开题报告内容:(包括拟研究或解决的问题、采用的研究手段及文献综述,不少于1500字)
- Purpose of Quality monitoring
There are three basic principles of Quality Assurance which must be designed and built into the production: quality, safety, and effectiveness. Quality cannot be inspected or tested into the finished products. Each steps of the manufacturing process must be controlled to maximize the probability that the finished products meet all quality and design specifications.
What Quality Assurance personnel aim at is to ensure that the products are manufactured in accordance with the registration requirements and the final drug products are of consistent quality by minimizing the risks of contamination, cross-contamination and mix-ups or errors in manufacturing process.
Quality Assurance is a significant part of the quality management system. The manufacturer should found Quality Assurance system with the support of a complete documentation system to ensure its effective operation. Quality Assurance monitoring covers the entire life cycle of drug products. Quality management department should perform in accordance with the appropriate written specifications. If something what can adversely affect the component, drug product containers or closures happened, the causes of defects should be investigated and appropriate actions shall be taken actually. Also, remedial methods are supposed to be exercised to prevent a reoccurrence of the problem.
- Methods
By reviewing literature, and the most advanced knowledge about the Good Manufacturing Practices(GMP) domestic and overseas, combining with the internship in NOVAST, with the guidance of director teacher and senior, I will finish the papers Quality monitoring during in-process quality assurance.
- Content
Any untested components shall be examined visually before acceptance and be stored under quarantine, and cannot be released to use by quality control unit until sampled, tested or examined.
Next, the untested components shall be sampled based upon criteria, such as component variability, confidence levels, degree of precision desired, the past quality history of the supplier, and the quantity needed for analysis in accordance with the appropriate written specifications.
Finally, any lot of the components that meets the specifications or even with some temporary and appropriate deviation shall be approved. And the rejected things will be identified and controlled under a quarantine system designed to prevent their use in manufacturing or processing operations.
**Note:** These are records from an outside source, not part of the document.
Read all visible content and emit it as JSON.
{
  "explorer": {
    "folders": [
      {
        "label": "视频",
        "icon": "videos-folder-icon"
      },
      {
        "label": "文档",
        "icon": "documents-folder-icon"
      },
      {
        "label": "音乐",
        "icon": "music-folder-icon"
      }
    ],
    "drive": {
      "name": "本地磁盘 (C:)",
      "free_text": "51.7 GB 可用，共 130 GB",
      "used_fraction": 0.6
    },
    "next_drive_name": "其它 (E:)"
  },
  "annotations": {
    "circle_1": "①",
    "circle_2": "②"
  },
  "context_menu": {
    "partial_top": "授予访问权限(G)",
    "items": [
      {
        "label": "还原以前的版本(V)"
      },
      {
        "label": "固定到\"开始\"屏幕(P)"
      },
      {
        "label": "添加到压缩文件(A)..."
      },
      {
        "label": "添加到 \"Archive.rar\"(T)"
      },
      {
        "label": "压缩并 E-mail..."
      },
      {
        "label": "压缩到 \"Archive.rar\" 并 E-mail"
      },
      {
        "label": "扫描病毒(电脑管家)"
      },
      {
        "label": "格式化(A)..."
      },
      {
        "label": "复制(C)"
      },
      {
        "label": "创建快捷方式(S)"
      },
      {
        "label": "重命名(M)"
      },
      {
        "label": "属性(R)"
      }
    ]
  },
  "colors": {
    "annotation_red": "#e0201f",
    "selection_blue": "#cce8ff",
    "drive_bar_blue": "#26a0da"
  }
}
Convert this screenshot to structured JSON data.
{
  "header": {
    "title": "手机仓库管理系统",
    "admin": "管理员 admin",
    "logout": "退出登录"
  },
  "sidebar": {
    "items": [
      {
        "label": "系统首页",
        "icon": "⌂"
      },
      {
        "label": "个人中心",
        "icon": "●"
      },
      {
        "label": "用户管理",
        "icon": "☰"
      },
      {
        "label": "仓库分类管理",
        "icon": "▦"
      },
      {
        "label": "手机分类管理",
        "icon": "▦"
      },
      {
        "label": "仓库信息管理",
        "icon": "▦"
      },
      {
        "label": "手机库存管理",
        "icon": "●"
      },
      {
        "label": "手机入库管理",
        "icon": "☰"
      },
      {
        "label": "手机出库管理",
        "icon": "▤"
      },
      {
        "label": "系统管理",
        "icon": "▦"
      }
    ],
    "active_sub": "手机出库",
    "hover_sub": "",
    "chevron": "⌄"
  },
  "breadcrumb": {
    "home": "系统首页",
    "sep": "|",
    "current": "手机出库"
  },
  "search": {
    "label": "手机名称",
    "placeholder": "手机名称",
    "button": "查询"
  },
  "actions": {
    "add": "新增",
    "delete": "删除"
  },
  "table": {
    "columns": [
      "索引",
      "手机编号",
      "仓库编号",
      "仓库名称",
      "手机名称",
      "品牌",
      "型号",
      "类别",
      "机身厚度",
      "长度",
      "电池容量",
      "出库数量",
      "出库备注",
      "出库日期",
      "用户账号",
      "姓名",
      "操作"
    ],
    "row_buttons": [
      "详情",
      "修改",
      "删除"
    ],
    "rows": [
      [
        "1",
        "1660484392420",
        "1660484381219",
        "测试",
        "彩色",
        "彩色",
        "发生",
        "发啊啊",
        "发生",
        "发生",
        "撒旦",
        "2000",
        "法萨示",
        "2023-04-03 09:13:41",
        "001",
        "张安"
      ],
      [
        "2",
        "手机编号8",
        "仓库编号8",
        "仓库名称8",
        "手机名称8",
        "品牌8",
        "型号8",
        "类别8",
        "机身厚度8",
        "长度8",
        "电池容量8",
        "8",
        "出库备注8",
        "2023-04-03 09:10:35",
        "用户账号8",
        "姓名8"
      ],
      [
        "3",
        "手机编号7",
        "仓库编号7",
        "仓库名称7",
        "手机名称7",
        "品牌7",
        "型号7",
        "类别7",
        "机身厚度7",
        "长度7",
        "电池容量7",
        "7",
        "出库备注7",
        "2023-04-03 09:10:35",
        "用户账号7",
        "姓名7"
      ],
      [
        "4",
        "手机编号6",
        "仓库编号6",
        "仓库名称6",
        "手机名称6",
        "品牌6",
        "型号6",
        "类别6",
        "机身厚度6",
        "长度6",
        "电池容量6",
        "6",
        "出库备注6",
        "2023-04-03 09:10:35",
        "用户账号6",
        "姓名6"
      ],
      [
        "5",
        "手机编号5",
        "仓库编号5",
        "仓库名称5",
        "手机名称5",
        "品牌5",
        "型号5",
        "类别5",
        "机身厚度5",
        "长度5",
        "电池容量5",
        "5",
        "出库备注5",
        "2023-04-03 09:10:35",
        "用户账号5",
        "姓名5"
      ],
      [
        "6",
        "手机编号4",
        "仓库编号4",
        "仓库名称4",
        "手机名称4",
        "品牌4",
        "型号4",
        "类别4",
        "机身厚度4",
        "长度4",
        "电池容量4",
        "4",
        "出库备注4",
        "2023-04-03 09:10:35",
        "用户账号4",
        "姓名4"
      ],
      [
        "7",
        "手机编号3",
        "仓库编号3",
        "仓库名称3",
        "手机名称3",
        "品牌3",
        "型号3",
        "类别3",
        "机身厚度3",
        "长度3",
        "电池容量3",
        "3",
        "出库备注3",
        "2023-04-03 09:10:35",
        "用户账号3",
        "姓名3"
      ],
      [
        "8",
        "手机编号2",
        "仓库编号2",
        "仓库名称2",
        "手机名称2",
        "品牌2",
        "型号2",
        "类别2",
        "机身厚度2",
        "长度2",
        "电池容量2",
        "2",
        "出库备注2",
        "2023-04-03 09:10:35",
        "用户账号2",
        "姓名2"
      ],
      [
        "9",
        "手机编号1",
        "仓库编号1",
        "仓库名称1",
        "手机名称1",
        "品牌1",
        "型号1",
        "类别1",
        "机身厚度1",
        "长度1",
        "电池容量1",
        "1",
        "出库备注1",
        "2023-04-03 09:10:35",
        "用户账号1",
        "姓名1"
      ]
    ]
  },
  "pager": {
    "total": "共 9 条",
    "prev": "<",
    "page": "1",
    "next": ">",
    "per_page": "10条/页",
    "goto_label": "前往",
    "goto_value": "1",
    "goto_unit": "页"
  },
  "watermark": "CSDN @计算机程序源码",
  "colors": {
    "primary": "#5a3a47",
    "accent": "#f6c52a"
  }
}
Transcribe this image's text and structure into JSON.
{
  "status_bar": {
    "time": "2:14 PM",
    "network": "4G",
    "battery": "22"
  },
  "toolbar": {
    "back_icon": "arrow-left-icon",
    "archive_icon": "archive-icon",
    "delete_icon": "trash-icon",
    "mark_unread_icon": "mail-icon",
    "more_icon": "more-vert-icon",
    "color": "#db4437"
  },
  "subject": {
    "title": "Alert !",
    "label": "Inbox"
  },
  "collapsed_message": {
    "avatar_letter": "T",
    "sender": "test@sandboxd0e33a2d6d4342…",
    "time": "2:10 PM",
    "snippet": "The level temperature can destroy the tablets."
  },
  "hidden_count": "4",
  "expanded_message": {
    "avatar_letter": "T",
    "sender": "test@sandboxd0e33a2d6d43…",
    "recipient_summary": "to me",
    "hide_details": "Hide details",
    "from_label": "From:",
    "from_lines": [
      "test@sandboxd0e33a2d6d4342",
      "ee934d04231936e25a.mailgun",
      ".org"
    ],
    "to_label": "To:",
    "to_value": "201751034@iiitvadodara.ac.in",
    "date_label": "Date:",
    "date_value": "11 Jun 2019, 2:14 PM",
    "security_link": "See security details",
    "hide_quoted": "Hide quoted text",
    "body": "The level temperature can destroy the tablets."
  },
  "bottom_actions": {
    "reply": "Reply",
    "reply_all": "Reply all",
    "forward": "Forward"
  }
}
However, before put into production, if something what can adversely affect the components, a retest or reexamination shall be conducted as appropriate to decide whether approve or reject.
The procedures for production and process controls are designed to assure that the consistent quality of drug products and are executed in the performance. They include personnel qualification, equipment qualification, raw materials and purified water qualification, heat ventilation air conditioning system (HVAC), process validation, sampling and testing,deviation handling and finished product released, and so on. All of these set forth are aimed at assuring the consistent quality of the final drug products.